Mrs. Swancourt looked around for a moment, as if unable to decide. “Ah,” she exclaimed, “it is too late now. Why did not you say so before, when we had plenty of time?”

The Juliet had at that minute let go, the engines had started, and they were gliding slowly away from the quay. There was no help for it but to remain, unless the Juliet could be made to put back, and that would create a great disturbance. Elfride gave up the idea and submitted quietly. Her happiness was sadly mutilated now.

The woman whose presence had so disturbed her was exactly like Mrs. Jethway. She seemed to haunt Elfride like a shadow. After several minutes’ vain endeavour to account for any design Mrs. Jethway could have in watching her, Elfride decided to think that, if it were the widow, the encounter was accidental. She remembered that the widow in her restlessness was often visiting the village near Southampton, which was her original home, and it was possible that she chose water-transit with the idea of saving expense.

“What is the matter, Elfride?” Knight inquired, standing before her.

“Nothing more than that I am rather depressed.”

“I don’t much wonder at it; that wharf was depressing. We seemed underneath and inferior to everything around us.
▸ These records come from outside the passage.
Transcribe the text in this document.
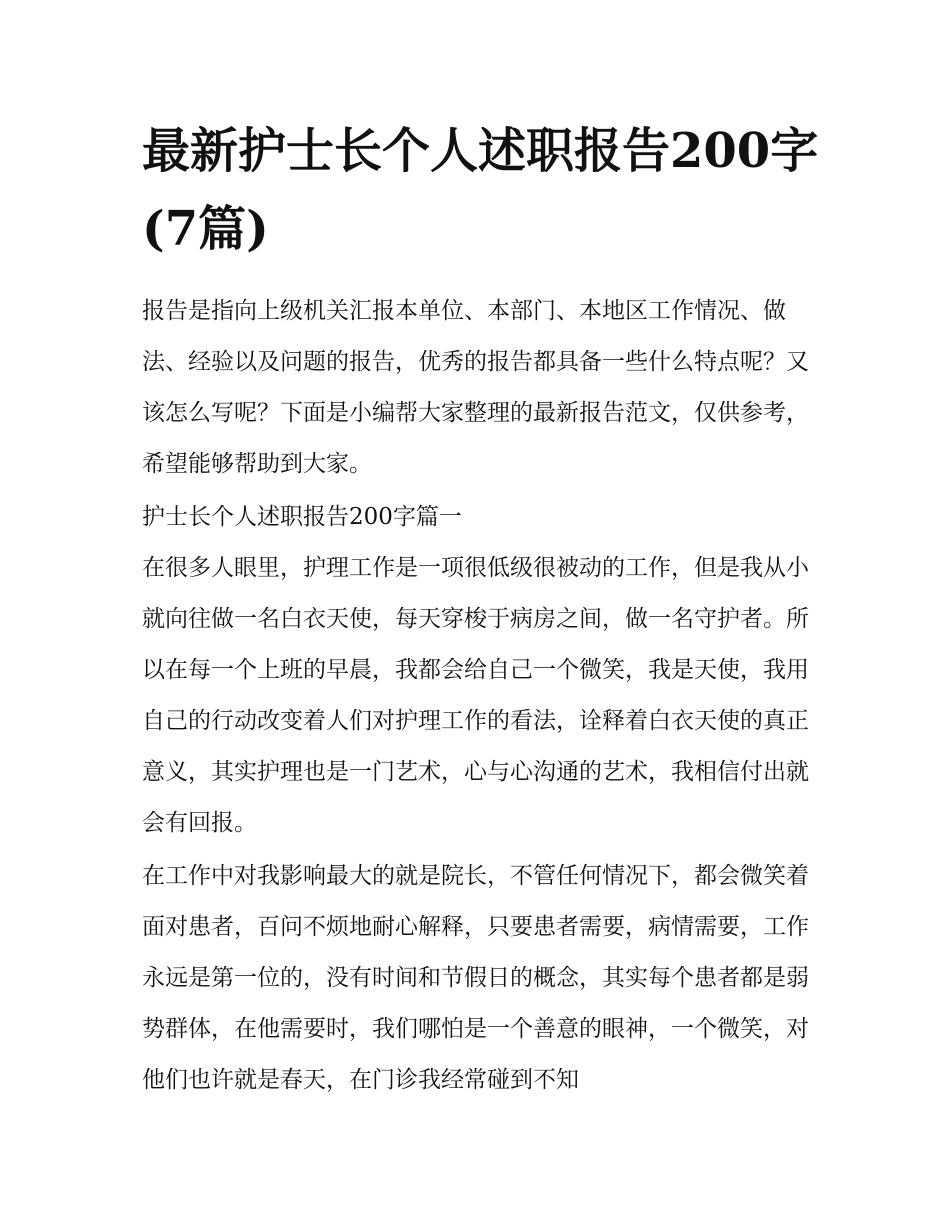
最新护士长个人述职报告200字(7篇)

报告是指向上级机关汇报本单位、本部门、本地区工作情况、做法、经验以及问题的报告，优秀的报告都具备一些什么特点呢？又该怎么写呢？下面是小编帮大家整理的最新报告范文，仅供参考，希望能够帮助到大家。

护士长个人述职报告200字篇一

在很多人眼里，护理工作是一项很低级很被动的工作，但是我从小就向往做一名白衣天使，每天穿梭于病房之间，做一名守护者。所以在每一个上班的早晨，我都会给自己一个微笑，我是天使，我用自己的行动改变着人们对护理工作的看法，诠释着白衣天使的真正意义，其实护理也是一门艺术，心与心沟通的艺术，我相信付出就会有回报。

在工作中对我影响最大的就是院长，不管任何情况下，都会微笑着面对患者，百问不烦地耐心解释，只要患者需要，病情需要，工作永远是第一位的，没有时间和节假日的概念，其实每个患者都是弱势群体，在他需要时，我们哪怕是一个善意的眼神，一个微笑，对他们也许就是春天，在门诊我经常碰到不知
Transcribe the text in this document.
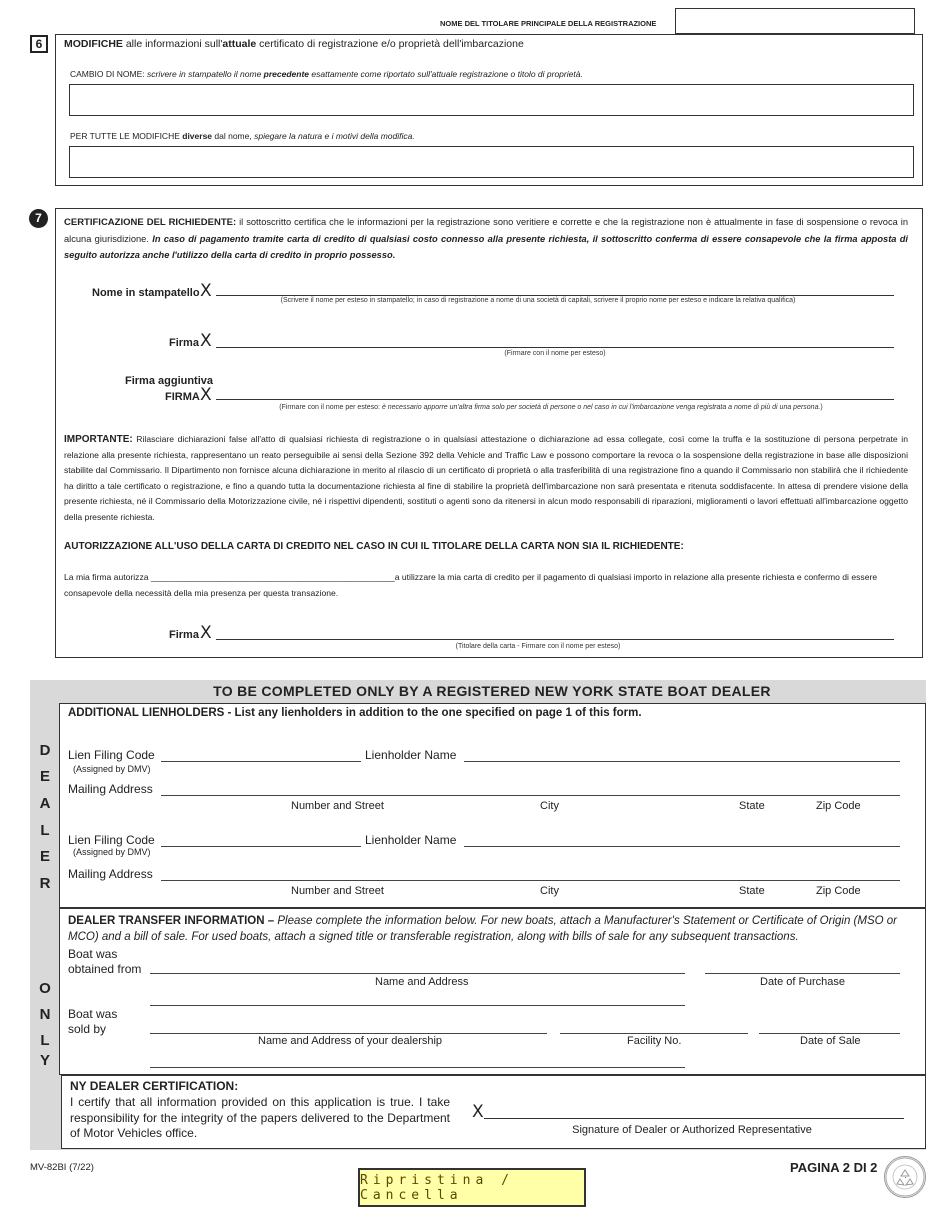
NOME DEL TITOLARE PRINCIPALE DELLA REGISTRAZIONE
6	MODIFICHE alle informazioni sull'attuale certificato di registrazione e/o proprietà dell'imbarcazione
CAMBIO DI NOME: scrivere in stampatello il nome precedente esattamente come riportato sull'attuale registrazione o titolo di proprietà.
PER TUTTE LE MODIFICHE diverse dal nome, spiegare la natura e i motivi della modifica.
7	CERTIFICAZIONE DEL RICHIEDENTE: il sottoscritto certifica che le informazioni per la registrazione sono veritiere e corrette e che la registrazione non è attualmente in fase di sospensione o revoca in alcuna giurisdizione. In caso di pagamento tramite carta di credito di qualsiasi costo connesso alla presente richiesta, il sottoscritto conferma di essere consapevole che la firma apposta di seguito autorizza anche l'utilizzo della carta di credito in proprio possesso.
Nome in stampatello X	(Scrivere il nome per esteso in stampatello; in caso di registrazione a nome di una società di capitali, scrivere il proprio nome per esteso e indicare la relativa qualifica)
Firma X
(Firmare con il nome per esteso)
Firma aggiuntiva
FIRMA X
(Firmare con il nome per esteso: è necessario apporre un'altra firma solo per società di persone o nel caso in cui l'imbarcazione venga registrata a nome di più di una persona.)
IMPORTANTE: Rilasciare dichiarazioni false all'atto di qualsiasi richiesta di registrazione o in qualsiasi attestazione o dichiarazione ad essa collegate, così come la truffa e la sostituzione di persona perpetrate in relazione alla presente richiesta, rappresentano un reato perseguibile ai sensi della Sezione 392 della Vehicle and Traffic Law e possono comportare la revoca o la sospensione della registrazione in base alle disposizioni stabilite dal Commissario. Il Dipartimento non fornisce alcuna dichiarazione in merito al rilascio di un certificato di proprietà o alla trasferibilità di una registrazione fino a quando il Commissario non stabilirà che il richiedente ha diritto a tale certificato o registrazione, e fino a quando tutta la documentazione richiesta al fine di stabilire la proprietà dell'imbarcazione non sarà presentata e ritenuta soddisfacente. In attesa di prendere visione della presente richiesta, né il Commissario della Motorizzazione civile, né i rispettivi dipendenti, sostituti o agenti sono da ritenersi in alcun modo responsabili di riparazioni, miglioramenti o lavori effettuati all'imbarcazione oggetto della presente richiesta.
AUTORIZZAZIONE ALL'USO DELLA CARTA DI CREDITO NEL CASO IN CUI IL TITOLARE DELLA CARTA NON SIA IL RICHIEDENTE:
La mia firma autorizza ___________________________________________________a utilizzare la mia carta di credito per il pagamento di qualsiasi importo in relazione alla presente richiesta e confermo di essere consapevole della necessità della mia presenza per questa transazione.
Firma X
(Titolare della carta - Firmare con il nome per esteso)
TO BE COMPLETED ONLY BY A REGISTERED NEW YORK STATE BOAT DEALER
D
E
A
L
E
R
O
N
L
Y
ADDITIONAL LIENHOLDERS - List any lienholders in addition to the one specified on page 1 of this form.
Lien Filing Code
(Assigned by DMV)
Lienholder Name
Mailing Address
Number and Street	City	State	Zip Code
Lien Filing Code
(Assigned by DMV)
Lienholder Name
Mailing Address
Number and Street	City	State	Zip Code
DEALER TRANSFER INFORMATION – Please complete the information below. For new boats, attach a Manufacturer's Statement or Certificate of Origin (MSO or MCO) and a bill of sale. For used boats, attach a signed title or transferable registration, along with bills of sale for any subsequent transactions.
Boat was
obtained from
Name and Address	Date of Purchase
Boat was
sold by
Name and Address of your dealership	Facility No.	Date of Sale
NY DEALER CERTIFICATION:
I certify that all information provided on this application is true. I take responsibility for the integrity of the papers delivered to the Department of Motor Vehicles office.
X
Signature of Dealer or Authorized Representative
MV-82BI (7/22)
Ripristina / Cancella
PAGINA 2 DI 2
But we shall be in the sea breeze again soon, and that will freshen you, dear.”

The evening closed in and dusk increased as they made way down Southampton Water and through the Solent. Elfride’s disturbance of mind was such that her light spirits of the foregoing four and twenty hours had entirely deserted her. The weather too had grown more gloomy, for though the showers of the morning had ceased, the sky was covered more closely than ever with dense leaden clouds. How beautiful was the sunset when they rounded the North Foreland the previous evening! now it was impossible to tell within half an hour the time of the luminary’s going down. Knight led her about, and being by this time accustomed to her sudden changes of mood, overlooked the necessity of a cause in regarding the conditions—impressionableness and elasticity.

Elfride looked stealthily to the other end of the vessel. Mrs. Jethway, or her double, was sitting at the stern—her eye steadily regarding Elfride.

“Let us go to the forepart,” she said quickly to Knight. “See there—the man is fixing the lights for the night.”